By Laura Neill
Pill-testing may be forced onto the NSW government’s election agenda after yet another drug-related death at a Victorian festival on New Year’s Day.
In the last days of 2018, a 20-year-old Victorian man was flown to hospital in a critical condition after ingesting an unknown substance at Beyond the Valley music festival in Lardner, eastern Victoria. He died on New Year’s Day. Another man in his 20s was also airlifted to hospital from the same festival after suffering a drug overdose, but was discharged.
This latest tragedy marks the fourth drug-related festival death in Australia since September.
Former Australian Federal Police Chief Mick Palmer is one of many who are demanding that the government bring pill-testing to the agenda and consider the evidence of its success in minimising risky drug-taking behaviour.
According to Mr Palmer, the “hard truth” is that drugs are accessible to young people, and that threats, arrests and the current “Just Say No” campaign are not effective in saving young lives.
“Young people can get drugs easily, but don’t know what they are taking,” he said. “Decades of a punitive approach where we arrest young people has not worked. It is time to take practical steps to make parties safer for our kids.”
NSW Premier Gladys Berejiklian has said that her government would not support anything that appeared to “normalize” drug-taking.
“We do not support a culture that says it is OK to take illegal drugs, and I am worried about the number of people who attend these events who think it is OK to take illegal drugs.”
But Shelley Smith, media spokesperson for the “Take Control” campaign, said that pill-testing doesn’t condone drug-taking behaviour.
“[Pill-testing] is an information service that reduces harm by providing people with as much information as possible so they can make a better informed decision about their drug use,” Ms Smith said.
In April last year, Australia’s first ever pill-testing pilot was launched at the Groovin’ the Moo festival in Canberra. A collaboration between Safety and Testing and Advisory Service at Festivals and Events (STA-SAFE), the ACT government and ACT Police, the trial involved a mobile laboratory where doctors and chemists photographed, weighed and tested drugs with a spectrometer to determine their major components. After receiving the results, festival-goers had the option of disposing of their drugs in an “amnesty bin”.

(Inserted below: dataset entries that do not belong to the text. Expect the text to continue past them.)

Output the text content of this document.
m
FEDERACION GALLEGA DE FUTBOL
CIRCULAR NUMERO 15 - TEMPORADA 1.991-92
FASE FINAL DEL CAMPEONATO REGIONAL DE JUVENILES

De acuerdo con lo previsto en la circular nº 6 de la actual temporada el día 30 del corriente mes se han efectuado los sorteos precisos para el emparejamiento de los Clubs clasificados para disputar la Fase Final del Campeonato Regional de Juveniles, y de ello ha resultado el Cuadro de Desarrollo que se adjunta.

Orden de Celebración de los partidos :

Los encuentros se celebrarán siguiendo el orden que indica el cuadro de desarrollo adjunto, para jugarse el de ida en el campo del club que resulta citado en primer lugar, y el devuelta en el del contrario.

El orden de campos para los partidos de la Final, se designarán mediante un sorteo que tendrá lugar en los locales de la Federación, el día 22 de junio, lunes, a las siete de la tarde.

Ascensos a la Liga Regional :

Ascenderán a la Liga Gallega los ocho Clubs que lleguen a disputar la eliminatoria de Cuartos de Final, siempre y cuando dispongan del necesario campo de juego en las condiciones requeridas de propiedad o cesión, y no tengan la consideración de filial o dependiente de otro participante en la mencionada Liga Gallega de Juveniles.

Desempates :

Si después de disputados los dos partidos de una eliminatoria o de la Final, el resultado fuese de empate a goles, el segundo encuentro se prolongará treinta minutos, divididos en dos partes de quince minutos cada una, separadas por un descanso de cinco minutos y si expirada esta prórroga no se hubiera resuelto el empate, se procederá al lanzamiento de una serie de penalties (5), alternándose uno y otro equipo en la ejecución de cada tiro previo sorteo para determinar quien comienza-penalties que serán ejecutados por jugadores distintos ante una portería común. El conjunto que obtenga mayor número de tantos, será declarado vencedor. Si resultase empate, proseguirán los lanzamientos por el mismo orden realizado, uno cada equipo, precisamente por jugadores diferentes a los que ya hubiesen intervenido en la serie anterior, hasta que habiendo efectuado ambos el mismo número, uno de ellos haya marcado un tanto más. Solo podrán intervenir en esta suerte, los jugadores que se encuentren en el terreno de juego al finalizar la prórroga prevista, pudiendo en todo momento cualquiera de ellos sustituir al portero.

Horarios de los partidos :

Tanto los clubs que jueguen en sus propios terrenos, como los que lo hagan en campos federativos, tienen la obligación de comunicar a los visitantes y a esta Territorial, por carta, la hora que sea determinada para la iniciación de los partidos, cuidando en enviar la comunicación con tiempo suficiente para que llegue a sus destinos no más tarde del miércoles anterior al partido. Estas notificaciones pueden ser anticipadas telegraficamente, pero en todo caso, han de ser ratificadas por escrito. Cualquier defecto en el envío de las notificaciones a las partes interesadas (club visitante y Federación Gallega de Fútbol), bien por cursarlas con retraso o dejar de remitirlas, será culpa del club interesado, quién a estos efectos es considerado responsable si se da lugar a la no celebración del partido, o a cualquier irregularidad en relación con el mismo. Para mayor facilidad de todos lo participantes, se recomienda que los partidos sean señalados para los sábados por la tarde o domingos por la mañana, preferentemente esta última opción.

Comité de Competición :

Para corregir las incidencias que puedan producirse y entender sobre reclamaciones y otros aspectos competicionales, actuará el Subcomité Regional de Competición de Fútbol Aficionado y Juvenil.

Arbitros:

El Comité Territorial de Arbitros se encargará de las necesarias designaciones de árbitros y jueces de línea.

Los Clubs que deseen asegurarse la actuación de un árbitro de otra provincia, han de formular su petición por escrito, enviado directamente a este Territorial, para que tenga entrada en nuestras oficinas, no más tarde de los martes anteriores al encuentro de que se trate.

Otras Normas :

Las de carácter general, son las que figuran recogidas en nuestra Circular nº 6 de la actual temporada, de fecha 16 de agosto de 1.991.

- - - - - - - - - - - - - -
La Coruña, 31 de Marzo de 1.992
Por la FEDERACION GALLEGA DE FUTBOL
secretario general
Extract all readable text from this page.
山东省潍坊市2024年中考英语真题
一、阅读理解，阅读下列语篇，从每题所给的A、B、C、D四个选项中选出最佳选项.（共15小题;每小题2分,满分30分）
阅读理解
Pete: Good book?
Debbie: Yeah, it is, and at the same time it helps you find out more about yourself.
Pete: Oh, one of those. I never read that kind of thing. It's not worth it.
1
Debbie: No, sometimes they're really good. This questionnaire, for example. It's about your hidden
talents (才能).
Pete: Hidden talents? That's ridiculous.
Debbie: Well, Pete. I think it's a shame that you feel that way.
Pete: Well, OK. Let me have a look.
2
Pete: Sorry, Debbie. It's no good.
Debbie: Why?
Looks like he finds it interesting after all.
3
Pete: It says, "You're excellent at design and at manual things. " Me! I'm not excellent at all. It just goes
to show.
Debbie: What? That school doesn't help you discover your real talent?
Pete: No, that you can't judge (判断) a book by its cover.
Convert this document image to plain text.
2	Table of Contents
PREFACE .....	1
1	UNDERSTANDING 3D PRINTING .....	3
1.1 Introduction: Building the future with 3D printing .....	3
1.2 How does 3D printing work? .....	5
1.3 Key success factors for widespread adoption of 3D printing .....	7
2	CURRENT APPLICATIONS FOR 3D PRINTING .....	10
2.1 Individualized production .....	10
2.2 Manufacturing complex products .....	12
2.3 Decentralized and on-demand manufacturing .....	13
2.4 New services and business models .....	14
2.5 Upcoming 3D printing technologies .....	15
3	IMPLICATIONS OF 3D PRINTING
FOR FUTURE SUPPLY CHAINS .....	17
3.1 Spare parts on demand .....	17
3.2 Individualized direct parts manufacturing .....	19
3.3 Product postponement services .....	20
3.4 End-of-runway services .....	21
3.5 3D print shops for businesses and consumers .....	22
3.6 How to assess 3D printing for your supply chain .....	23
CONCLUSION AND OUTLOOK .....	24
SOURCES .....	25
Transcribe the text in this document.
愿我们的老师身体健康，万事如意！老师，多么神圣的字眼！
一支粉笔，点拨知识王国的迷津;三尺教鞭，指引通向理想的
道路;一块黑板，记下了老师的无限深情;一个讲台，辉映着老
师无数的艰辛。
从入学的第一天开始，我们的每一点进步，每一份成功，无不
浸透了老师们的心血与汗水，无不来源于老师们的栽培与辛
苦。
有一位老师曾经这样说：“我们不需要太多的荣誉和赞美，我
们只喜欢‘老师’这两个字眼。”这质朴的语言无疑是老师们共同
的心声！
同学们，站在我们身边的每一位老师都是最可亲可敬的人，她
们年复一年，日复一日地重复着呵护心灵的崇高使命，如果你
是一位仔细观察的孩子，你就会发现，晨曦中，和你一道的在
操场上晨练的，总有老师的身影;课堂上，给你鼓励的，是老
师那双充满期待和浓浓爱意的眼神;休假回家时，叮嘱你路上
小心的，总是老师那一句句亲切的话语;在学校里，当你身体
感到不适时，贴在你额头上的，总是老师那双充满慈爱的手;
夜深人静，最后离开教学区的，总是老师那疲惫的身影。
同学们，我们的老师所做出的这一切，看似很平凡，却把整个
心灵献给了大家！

In all, 128 participants used the service, a number that Ms Smith said well exceeded their expectations. STA-SAFE reported that five people used the amnesty bin.
“It started off as a trickle and by early afternoon we had a line-up. People were very receptive and curious,” Ms Smith said. “A lot of people I talked to who came to get their drugs tested found out a lot of stuff they didn’t realize before about drug use and the adverse consequences, so it did make them reconsider the way they use drugs. People did discard their drugs when the results weren’t what they expected.”
The findings of the trial showed that 50 per cent of substances tested contained adulterants such as hairspray, glue, toothpaste or paint, while the other 50 per cent of samples contained pure MDMA, which is also dangerous due to its purity. Two of the samples tested contained the potentially lethal substance N-Ethylpentylone, which has been responsible for mass casual overdoses overseas. Ms Smith said that the owners of these harmful samples were shocked.
“It wasn’t what they were expecting,” she said. “[The results] definitely made them reconsider their drug use.”
Internationally, drug-testing trials have displayed overwhelming evidence that educating festivalgoers about exactly what was in their pills minimizes harm and saves lives.
Pill-testing is already in operation in European countries such as the Netherlands, Switzerland, Austria, Belgium, Germany, Spain and France.
In 2017, the UK drug charity The Loop offered pill-testing at several festivals, including the Secret Garden Party Festival in Abbots Ripton, and Boomtown in Winchester. That year, drug-related hospitalizations at the Secret Garden Party plummeted from 19 in 2016 to one, and at Boomtown, drug-related incidents were reduced by a quarter.
Across all events, one-fifth of people who tested their drugs handed them over for disposal, and another fifth said they would dispose of them themselves, and around 2 in 5 said they would use the drugs in smaller amounts, or not mix the pills with other drugs.
Drug awareness campaigner Adriana Buccianti has said that this kind of service might have saved her son Daniel, who was found dead in his tent after a drug overdose at the Rainbow Serpent Festival in Western Victoria in 2012.
“He never imagined that he would take something that he’d never taken before,” Ms Buccianti has said.
“If [pill-testing] was available he would have used it. Nobody wants to come out of there in a body bag.”
While pill testing may not be a “silver bullet,” Mr Palmer said it’s a “proven and positive” way to prevent drug-related tragedies.
“It must be at least trialled on a pilot basis,” he said. “If it doesn’t work, then stop it.”